Anatomically, the vertebral artery was most vulnerable to injury at the isthmus of the pars or pedicle (where anatomic constraints were “tight”). Placement of a C2 pedicle or pars screw would have been unsafe in 21% of our patients. Due to the significant anatomical variability and risk in this area, the placement of a C2 pars screw should be individualized for each patient and side based on detailed pre–operative planning rather than prescribing set guidelines1,6 for the placement of C2 pars screws.

This study also points out a major advantage of the image–guided surgery planning station. Even if it is not used for intraoperative navigation, the system allows the surgeon to conveniently view a patient’s unique anatomy along any chosen pathway. This process facilitates surgical individualization in these technically demanding cases. This study also illustrates the utility of an image–guidance planning station as an anatomic research tool, obviating the need for cadaveric dissection. Based on our findings, the C2 pars screw has a much more accessible entry point that conforms with current instrumentation systems and techniques as compared to the C2 pedicle screw. The C2 pedicle has a superior and lateral entry point that is very close to the vertebral artery and requires additional exposure as well as percutaneous drill and screw placement to achieve the medial trajectory required. This point of entry does not conform with most occipital or subaxial fixation systems.

Conclusions

  • The C2 pedicle and pars are anatomically and surgically distinct structures.
  • Screw placement into either places the vertebral artery at risk.
  • The C2 pars screw is technically a much easier alternative.
  • This study also demonstrates the importance of detailed pre–operative planning for any type of C2 dorsal screw fixation.

References

1. An H, Gordin R, Renner K. Anatomic considerations for plate–screw fixation of the cervical spine. Spine 1991; 16(10 Suppl):S548–551

2. Ebraheim N, Rollins J, Xu R, Jackson W. Anatomic consideration of C2 pedicle screw placement. Spine 1996;21(6):691– 695.

3. Foley K, Silveri C, Shah S, Garfin S, Vaccaro A. Atlantoaxial transarticular screw fixation: risk assessment and bone morphology using an image guidance system. Spine 1998. In press.

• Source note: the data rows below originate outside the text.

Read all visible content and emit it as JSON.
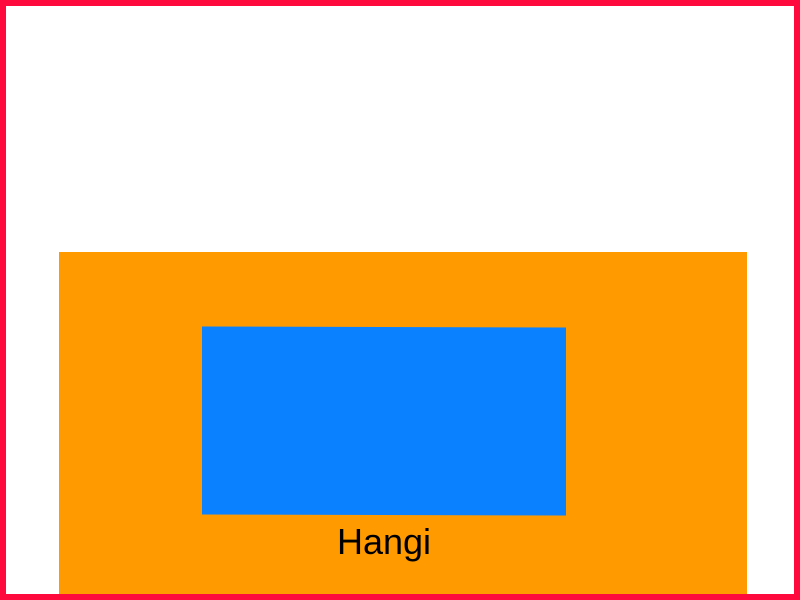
{
  "colors": {
    "border": "#FF0A3C",
    "background": "#FFFFFF",
    "panel": "#FF9A00",
    "rectangle": "#0A82FF",
    "text": "#000000"
  },
  "diagram": {
    "label": "Hangi"
  }
}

4. Karaikovic E, Daubs M, Madsen R, Gaines R. Morphologic characteristics of human cervical pedicles. Spine 1997;22(5):493–500.

5. Panjabi M, Duranceau J, Goel V, Oxland T, Takata K. Cervical human vertebrae: quantitative three–dimensional anatomy of the middle and lower regions. Spine 1991;16(8 Suppl):S861–869.

6. Roy–Camille RR, Sailant G, Mazel C. Internal fixation of the unstable cervical spine by posterior osteosynthesis with plate and screws. In Cervical Spine Research Society (ed). The Cervical Spine Ed 2. Philadelphia, JB Lippincott, 1989, pp.390–404.

7. Xu R, Nadaud M, Ebraheim N, Yeasting R. Morphology of the second cervical vertebra and the posterior projection of the C2 pedicle axis. Spine 1995;20(3):259–263.